Neville's Inner Vision
In the Neville Goddard frame, the tale is about your inner state, not a distant prophet. Jonah’s anger is a vivid state of consciousness clinging to a story that God favors a chosen outcome. His flight to Tarshish mirrors the mind running away from the implication that mercy has no conditions. The 'gracious God, slow to anger' is the I AM within you—the awareness that can revise the scene from within. When Jonah says, 'take my life,' he reveals a belief his identity is tied to a specific result; your true self is the unconditioned life of God within. By acknowledging mercy as your natural disposition, you shift the inner weather—the storm of limitation subsides and life assumes a kinder tone. The lesson is simple: the outer act of repentance mirrors an inner turning you already possess.

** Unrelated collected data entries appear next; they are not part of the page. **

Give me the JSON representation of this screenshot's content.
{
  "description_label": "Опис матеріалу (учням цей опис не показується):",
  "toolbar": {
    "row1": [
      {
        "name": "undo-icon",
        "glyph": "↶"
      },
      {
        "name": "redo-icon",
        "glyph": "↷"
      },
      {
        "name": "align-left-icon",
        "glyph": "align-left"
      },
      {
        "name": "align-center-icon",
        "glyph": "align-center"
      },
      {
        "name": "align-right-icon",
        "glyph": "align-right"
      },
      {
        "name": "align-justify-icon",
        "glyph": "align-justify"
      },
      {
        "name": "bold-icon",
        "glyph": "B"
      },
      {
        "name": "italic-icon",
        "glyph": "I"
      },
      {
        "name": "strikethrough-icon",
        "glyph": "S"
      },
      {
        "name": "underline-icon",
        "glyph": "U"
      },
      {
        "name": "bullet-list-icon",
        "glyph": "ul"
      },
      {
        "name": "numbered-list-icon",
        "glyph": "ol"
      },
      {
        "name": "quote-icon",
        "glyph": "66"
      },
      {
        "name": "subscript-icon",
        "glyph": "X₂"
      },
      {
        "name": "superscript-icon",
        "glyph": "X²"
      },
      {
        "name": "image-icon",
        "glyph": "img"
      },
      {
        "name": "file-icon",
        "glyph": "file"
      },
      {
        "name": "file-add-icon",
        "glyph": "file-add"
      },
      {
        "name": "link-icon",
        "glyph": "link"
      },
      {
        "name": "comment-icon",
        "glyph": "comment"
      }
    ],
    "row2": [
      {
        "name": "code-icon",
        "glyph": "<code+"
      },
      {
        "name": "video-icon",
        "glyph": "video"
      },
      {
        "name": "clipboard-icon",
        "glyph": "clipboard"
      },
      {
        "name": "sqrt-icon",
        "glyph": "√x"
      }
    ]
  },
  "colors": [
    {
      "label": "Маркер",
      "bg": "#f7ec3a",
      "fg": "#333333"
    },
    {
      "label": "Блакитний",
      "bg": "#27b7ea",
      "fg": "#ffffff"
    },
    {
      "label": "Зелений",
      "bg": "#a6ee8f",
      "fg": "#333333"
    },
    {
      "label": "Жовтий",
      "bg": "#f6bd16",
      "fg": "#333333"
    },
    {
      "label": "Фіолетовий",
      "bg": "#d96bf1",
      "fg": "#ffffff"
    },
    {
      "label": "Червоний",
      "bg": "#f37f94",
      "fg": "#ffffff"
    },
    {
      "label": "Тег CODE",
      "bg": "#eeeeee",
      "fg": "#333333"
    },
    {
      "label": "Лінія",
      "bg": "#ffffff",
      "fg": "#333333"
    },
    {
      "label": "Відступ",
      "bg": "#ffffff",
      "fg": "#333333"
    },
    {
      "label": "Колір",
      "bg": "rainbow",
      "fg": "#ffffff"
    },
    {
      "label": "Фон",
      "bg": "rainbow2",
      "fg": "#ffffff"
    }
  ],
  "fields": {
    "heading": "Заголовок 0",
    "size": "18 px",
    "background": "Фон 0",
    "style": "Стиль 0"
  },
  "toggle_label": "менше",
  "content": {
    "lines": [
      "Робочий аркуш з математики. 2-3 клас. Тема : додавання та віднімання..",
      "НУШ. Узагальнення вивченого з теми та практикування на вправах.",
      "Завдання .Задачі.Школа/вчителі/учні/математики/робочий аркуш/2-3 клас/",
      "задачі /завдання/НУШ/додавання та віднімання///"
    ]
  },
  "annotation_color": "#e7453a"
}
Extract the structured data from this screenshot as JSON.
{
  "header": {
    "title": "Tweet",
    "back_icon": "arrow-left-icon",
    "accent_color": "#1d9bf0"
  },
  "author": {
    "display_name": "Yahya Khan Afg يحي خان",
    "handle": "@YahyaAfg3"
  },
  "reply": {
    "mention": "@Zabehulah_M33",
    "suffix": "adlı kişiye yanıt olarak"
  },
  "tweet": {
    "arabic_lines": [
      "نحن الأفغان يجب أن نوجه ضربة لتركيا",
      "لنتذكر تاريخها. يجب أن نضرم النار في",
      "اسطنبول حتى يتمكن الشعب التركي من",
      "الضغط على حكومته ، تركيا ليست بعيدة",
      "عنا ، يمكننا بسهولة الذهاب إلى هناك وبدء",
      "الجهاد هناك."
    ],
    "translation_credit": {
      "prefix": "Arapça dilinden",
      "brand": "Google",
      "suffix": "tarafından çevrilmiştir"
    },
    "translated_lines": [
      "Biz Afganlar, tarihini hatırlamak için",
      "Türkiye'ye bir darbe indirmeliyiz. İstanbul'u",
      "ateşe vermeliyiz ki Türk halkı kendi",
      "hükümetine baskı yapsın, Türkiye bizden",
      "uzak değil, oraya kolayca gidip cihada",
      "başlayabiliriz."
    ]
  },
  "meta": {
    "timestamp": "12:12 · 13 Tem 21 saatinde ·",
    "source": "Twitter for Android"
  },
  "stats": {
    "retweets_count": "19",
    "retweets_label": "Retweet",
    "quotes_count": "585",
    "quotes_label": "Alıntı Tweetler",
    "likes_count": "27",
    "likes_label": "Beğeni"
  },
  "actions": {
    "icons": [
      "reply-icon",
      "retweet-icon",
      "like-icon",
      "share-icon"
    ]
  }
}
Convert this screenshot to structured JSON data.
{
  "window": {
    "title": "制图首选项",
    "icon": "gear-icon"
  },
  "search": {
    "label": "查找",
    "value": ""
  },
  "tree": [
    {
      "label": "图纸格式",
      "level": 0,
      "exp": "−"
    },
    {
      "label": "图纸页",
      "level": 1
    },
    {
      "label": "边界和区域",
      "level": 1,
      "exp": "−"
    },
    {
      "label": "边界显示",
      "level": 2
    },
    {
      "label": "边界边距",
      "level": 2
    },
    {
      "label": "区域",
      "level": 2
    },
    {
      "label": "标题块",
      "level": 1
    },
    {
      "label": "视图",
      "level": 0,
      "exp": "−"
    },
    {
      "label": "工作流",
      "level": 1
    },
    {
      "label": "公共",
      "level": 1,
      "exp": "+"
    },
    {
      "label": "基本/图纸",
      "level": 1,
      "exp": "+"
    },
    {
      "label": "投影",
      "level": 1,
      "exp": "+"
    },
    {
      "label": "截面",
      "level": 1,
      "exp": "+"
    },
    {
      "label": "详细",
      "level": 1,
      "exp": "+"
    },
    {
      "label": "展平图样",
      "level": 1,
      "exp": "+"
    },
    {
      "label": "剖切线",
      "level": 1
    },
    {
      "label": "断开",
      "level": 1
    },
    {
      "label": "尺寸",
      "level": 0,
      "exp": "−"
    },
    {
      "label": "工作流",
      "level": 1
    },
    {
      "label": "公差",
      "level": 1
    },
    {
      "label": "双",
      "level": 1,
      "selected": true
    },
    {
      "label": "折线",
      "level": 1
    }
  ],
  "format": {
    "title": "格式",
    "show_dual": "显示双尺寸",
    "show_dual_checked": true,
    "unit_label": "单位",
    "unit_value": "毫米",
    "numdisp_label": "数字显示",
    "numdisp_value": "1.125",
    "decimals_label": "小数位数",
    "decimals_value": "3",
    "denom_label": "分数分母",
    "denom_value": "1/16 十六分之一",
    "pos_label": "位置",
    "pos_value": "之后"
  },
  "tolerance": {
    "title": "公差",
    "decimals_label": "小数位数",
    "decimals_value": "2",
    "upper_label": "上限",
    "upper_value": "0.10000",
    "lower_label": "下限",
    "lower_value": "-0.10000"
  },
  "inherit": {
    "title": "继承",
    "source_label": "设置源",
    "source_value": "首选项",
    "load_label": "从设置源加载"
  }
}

You are not condemned by events; you are awakening to the mercy that you, as awareness, always are. Allow this inner shift to define your world.
Practice This Now
Close your eyes and suppose, 'I AM mercy now' as your present reality; revise the scene to see yourself granting and receiving mercy, and feel that awareness filling your chest. Let that feeling settle with each breath.